Even now, it was a relief to hear that.
He sat back down on the corner of a shattered and empty mausoleum. “Found my room today.” More precisely, he’d uncovered his goggles—one lens gone completely, the other a spiderweb of cracks embedded in the frame—and finally recognized the remains of the cell where he’d spent his last night on Earth before escaping to the sun. He’d spent the rest of the day searching those foundations on his hands and knees. “Thought someone might have left something there, but…”

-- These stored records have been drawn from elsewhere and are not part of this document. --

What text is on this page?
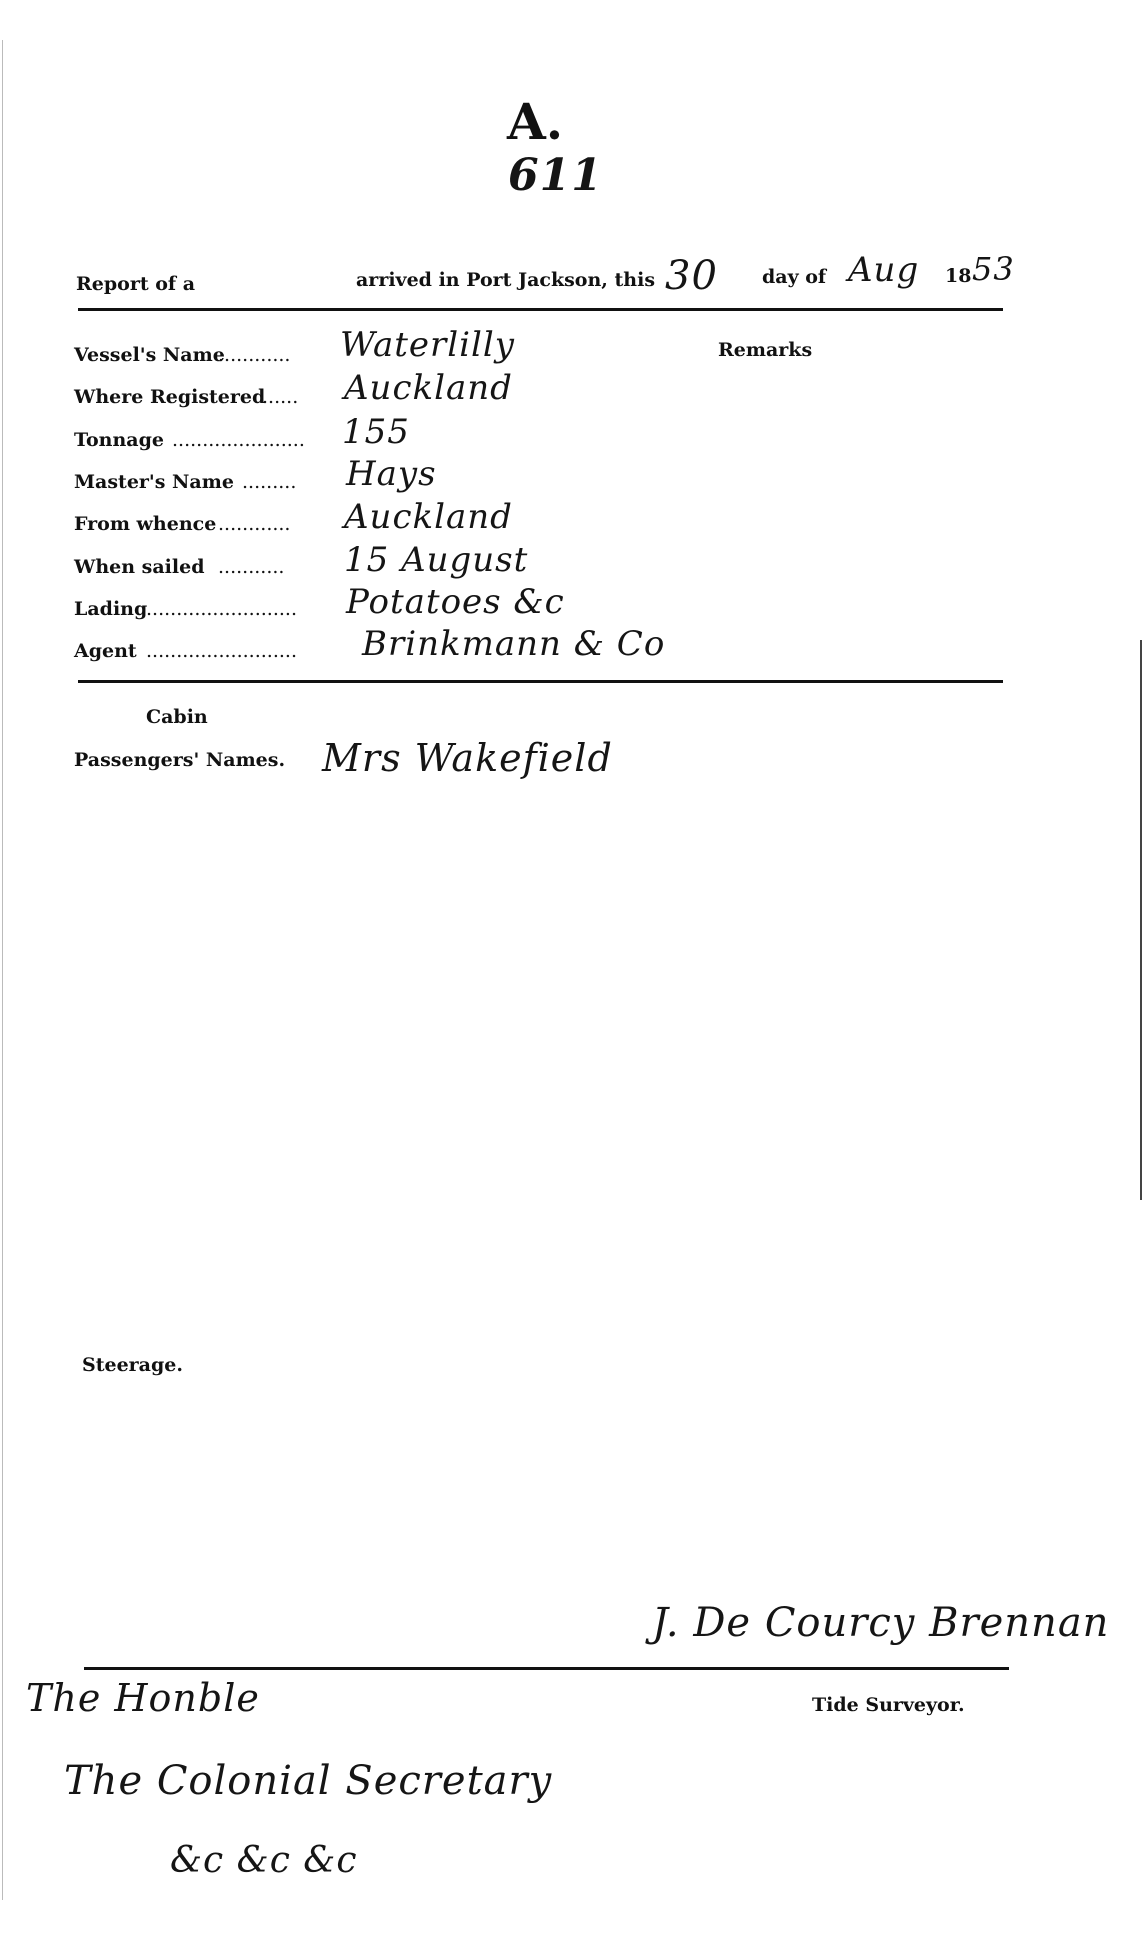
A.
611
Report of a	arrived in Port Jackson, this 30 day of Aug 18 53
Remarks
Vessel's Name
............ Waterlilly
Where Registered
...... Auckland
Tonnage ...................... 155
Master's Name ......... Hays
From whence ............ Auckland
When sailed ........... 15 August
Lading
......................... Potatoes &c
Agent ......................... Brinkmann & Co
Cabin
Passengers' Names. Mrs Wakefield
Steerage.
J. De Courcy Brennan
Tide Surveyor.
The Honble
The Colonial Secretary
&c &c &c
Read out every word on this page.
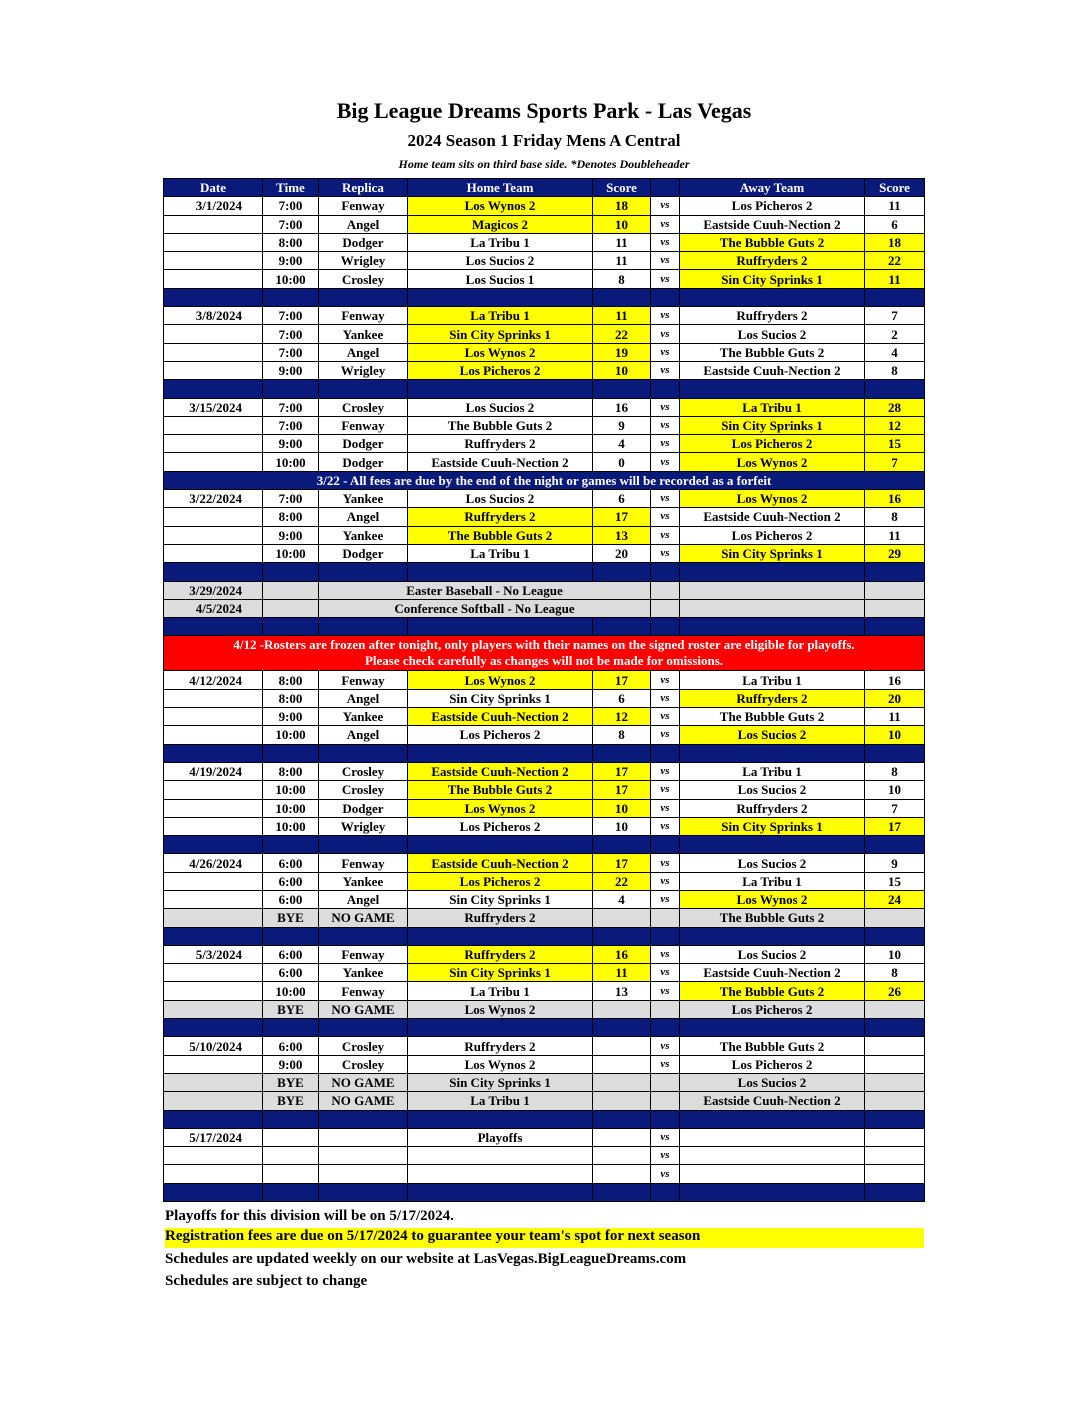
Big League Dreams Sports Park - Las Vegas
2024 Season 1 Friday Mens A Central
Home team sits on third base side. *Denotes Doubleheader
Date	Time	Replica	Home Team	Score		Away Team	Score
3/1/2024	7:00	Fenway	Los Wynos 2	18	vs	Los Picheros 2	11
	7:00	Angel	Magicos 2	10	vs	Eastside Cuuh-Nection 2	6
	8:00	Dodger	La Tribu 1	11	vs	The Bubble Guts 2	18
	9:00	Wrigley	Los Sucios 2	11	vs	Ruffryders 2	22
	10:00	Crosley	Los Sucios 1	8	vs	Sin City Sprinks 1	11

3/8/2024	7:00	Fenway	La Tribu 1	11	vs	Ruffryders 2	7
	7:00	Yankee	Sin City Sprinks 1	22	vs	Los Sucios 2	2
	7:00	Angel	Los Wynos 2	19	vs	The Bubble Guts 2	4
	9:00	Wrigley	Los Picheros 2	10	vs	Eastside Cuuh-Nection 2	8

3/15/2024	7:00	Crosley	Los Sucios 2	16	vs	La Tribu 1	28
	7:00	Fenway	The Bubble Guts 2	9	vs	Sin City Sprinks 1	12
	9:00	Dodger	Ruffryders 2	4	vs	Los Picheros 2	15
	10:00	Dodger	Eastside Cuuh-Nection 2	0	vs	Los Wynos 2	7
3/22 - All fees are due by the end of the night or games will be recorded as a forfeit							
3/22/2024	7:00	Yankee	Los Sucios 2	6	vs	Los Wynos 2	16
	8:00	Angel	Ruffryders 2	17	vs	Eastside Cuuh-Nection 2	8
	9:00	Yankee	The Bubble Guts 2	13	vs	Los Picheros 2	11
	10:00	Dodger	La Tribu 1	20	vs	Sin City Sprinks 1	29

3/29/2024		Easter Baseball - No League					
4/5/2024		Conference Softball - No League					

4/12 -Rosters are frozen after tonight, only players with their names on the signed roster are eligible for playoffs.
Please check carefully as changes will not be made for omissions.							

4/12/2024	8:00	Fenway	Los Wynos 2	17	vs	La Tribu 1	16
	8:00	Angel	Sin City Sprinks 1	6	vs	Ruffryders 2	20
	9:00	Yankee	Eastside Cuuh-Nection 2	12	vs	The Bubble Guts 2	11
	10:00	Angel	Los Picheros 2	8	vs	Los Sucios 2	10

4/19/2024	8:00	Crosley	Eastside Cuuh-Nection 2	17	vs	La Tribu 1	8
	10:00	Crosley	The Bubble Guts 2	17	vs	Los Sucios 2	10
	10:00	Dodger	Los Wynos 2	10	vs	Ruffryders 2	7
	10:00	Wrigley	Los Picheros 2	10	vs	Sin City Sprinks 1	17

4/26/2024	6:00	Fenway	Eastside Cuuh-Nection 2	17	vs	Los Sucios 2	9
	6:00	Yankee	Los Picheros 2	22	vs	La Tribu 1	15
	6:00	Angel	Sin City Sprinks 1	4	vs	Los Wynos 2	24
	BYE	NO GAME	Ruffryders 2			The Bubble Guts 2	

5/3/2024	6:00	Fenway	Ruffryders 2	16	vs	Los Sucios 2	10
	6:00	Yankee	Sin City Sprinks 1	11	vs	Eastside Cuuh-Nection 2	8
	10:00	Fenway	La Tribu 1	13	vs	The Bubble Guts 2	26
	BYE	NO GAME	Los Wynos 2			Los Picheros 2	

5/10/2024	6:00	Crosley	Ruffryders 2		vs	The Bubble Guts 2	
	9:00	Crosley	Los Wynos 2		vs	Los Picheros 2	
	BYE	NO GAME	Sin City Sprinks 1			Los Sucios 2	
	BYE	NO GAME	La Tribu 1			Eastside Cuuh-Nection 2	

5/17/2024			Playoffs		vs		
					vs		
					vs		

Playoffs for this division will be on 5/17/2024.
Registration fees are due on 5/17/2024 to guarantee your team's spot for next season
Schedules are updated weekly on our website at LasVegas.BigLeagueDreams.com
Schedules are subject to change
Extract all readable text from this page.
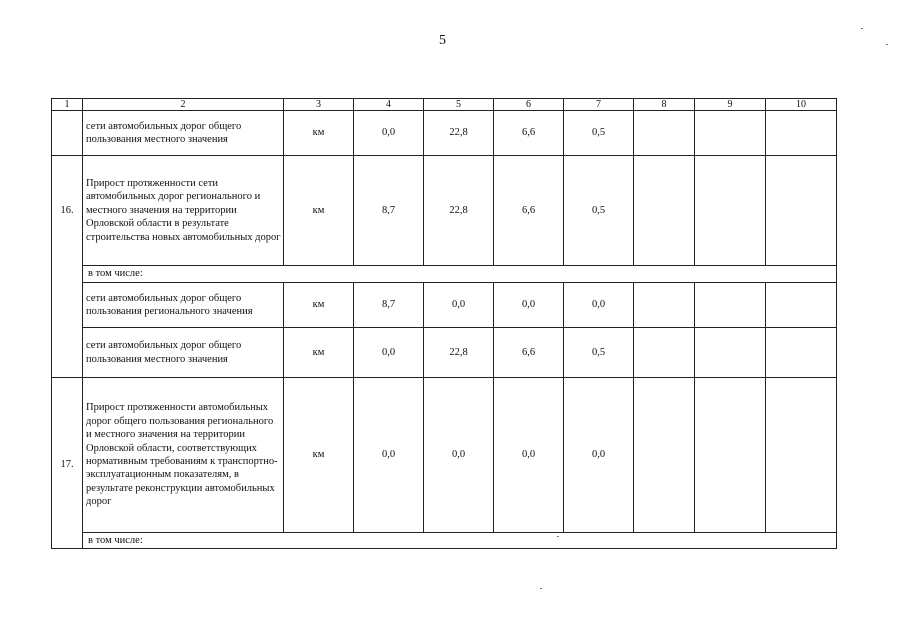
5
1	2	3	4	5	6	7	8	9	10
	сети автомобильных дорог общего пользования местного значения	км	0,0	22,8	6,6	0,5			

16.	Прирост протяженности сети автомобильных дорог регионального и местного значения на территории Орловской области в результате строительства новых автомобильных дорог	км	8,7	22,8	6,6	0,5			
	в том числе:								
	сети автомобильных дорог общего пользования регионального значения	км	8,7	0,0	0,0	0,0			
	сети автомобильных дорог общего пользования местного значения	км	0,0	22,8	6,6	0,5			

17.	Прирост протяженности автомобильных дорог общего пользования регионального и местного значения на территории Орловской области, соответствующих нормативным требованиям к транспортно-эксплуатационным показателям, в результате реконструкции автомобильных дорог	км	0,0	0,0	0,0	0,0			
	в том числе:								
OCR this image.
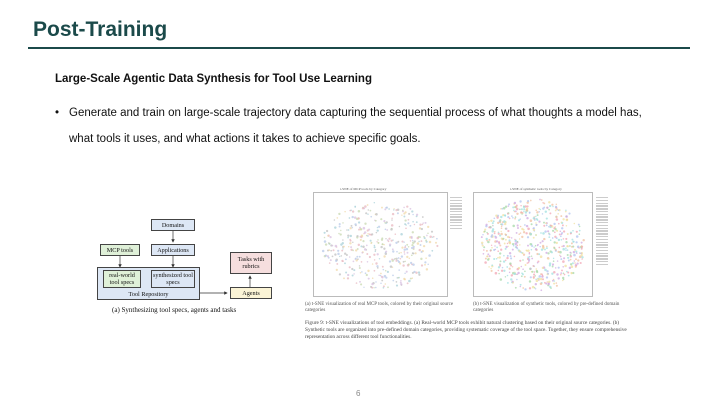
Post-Training
Large-Scale Agentic Data Synthesis for Tool Use Learning
• Generate and train on large-scale trajectory data capturing the sequential process of what thoughts a model has, what tools it uses, and what actions it takes to achieve specific goals.
Domains
MCP tools	Applications
Tasks with rubrics
Tool Repository
real-world tool specs
synthesized tool specs
Agents
(a) Synthesizing tool specs, agents and tasks
t-SNE of MCP tools by Category	t-SNE of synthetic tools by Category
(a) t-SNE visualization of real MCP tools, colored by their original source categories
(b) t-SNE visualization of synthetic tools, colored by pre-defined domain categories
Figure 9: t-SNE visualizations of tool embeddings. (a) Real-world MCP tools exhibit natural clustering based on their original source categories. (b) Synthetic tools are organized into pre-defined domain categories, providing systematic coverage of the tool space. Together, they ensure comprehensive representation across different tool functionalities.
6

Her pupils glowed like embers in the firelight. “Doesn’t matter,” she told him, but somehow there was something under the words, an unspoken addendum. Brüks wasn’t entirely sure how he knew that; some subtle telltale in the way Valerie held herself, perhaps, some twitch of the lip that his subconscious had parsed and served up as an executive summary—
—wrong scale; look down—
—and suddenly Brüks saw the truth of it: they’d known him, these hive-minded transHumans who’d called him back home. They’d known his background, and what he’d been doing in the desert all those months before. Any answers they’d left for him would be for him alone: too subtle to show up under the ham-fisted forensics of mortal Man, too durable for bombs or bulldozers to destroy. They’d be ubiquitous, indestructible, invisible to all but their intended recipient.
He mentally kicked himself for not having seen that before.
He wasn’t exactly sure how he’d seen it now—exactly what cues he’d read in Valerie’s body language, or even whether those cues had been deliberate or inadvertent. It had been happening more often, though; as though the desert had cleared his head, washed away the electronics and the interference and the ubiquitous quantum chaos of the twenty-first century to leave his mind as sharp and pristine as an undergrad’s. His newfound clarity might have even saved his life on occasion; he’d got the strong sense that a wrong answer to some of Valerie’s campfire questions might have carried severe penalties.
Is this what augmentation feels like? he wondered, but it couldn’t be. He hadn’t even taken Cognital for weeks.
He was seeing things more clearly now, though, no doubt about it. Faces in the clouds. Patterns that made his brain itch. Rakshi would have been proud.
Even Valerie seemed to be.
Her visits, once rare, had become more frequent. The first time she’d been a shadow with a face, there and gone so quickly that Brüks had written her off as a posttraumatic flashback. But she’d returned six nights later, and two nights after that—and then she had stayed, lurking just beyond the campfire, twin spots of eyeshine hovering in the darkness.
At first he’d thought she was toying with him again, getting her usual sadistic kicks out of scaring prey. But then he remembered that she wasn’t like that after all, and she obviously didn’t want him dead; the fact that he was alive was all the proof he needed. One night he’d shouted a challenge into the darkness—“Hey! Don’t you ever get bored playing the Monster Card?”—and she’d stepped into the light: hands spreads, lips sealed, watching him watching her. She’d left a few minutes later but by then he’d realized what she was doing. She was an anthropologist, incrementally acclimating some primitive tribesman to her presence. She was a primatologist of days past, easing her way into a doomed colony of bonobos: one last behavioral study before the species checked out for good.
Sometimes now she sat across the fire and asked him riddles, like some demonic inquisitor assessing his fitness to survive another night: questions about traveling salesmen or Hamiltonian circuits. He’d been terrified at first: afraid to answer, afraid not to, convinced somehow that whatever Valerie’s interest in keeping him alive, it could end in an instant with the wrong response. He had done his best, and knew that it wasn’t good enough—what did he know about bin packing or polynomial time, how could any mortal keep up with a vampire?—but she hadn’t killed him yet. She had not turned him back to stone with a few words. She no longer drummed out strange tattoos with her fingertips or left mind-altering hieroglyphics scratched into the sand. They were beyond that now.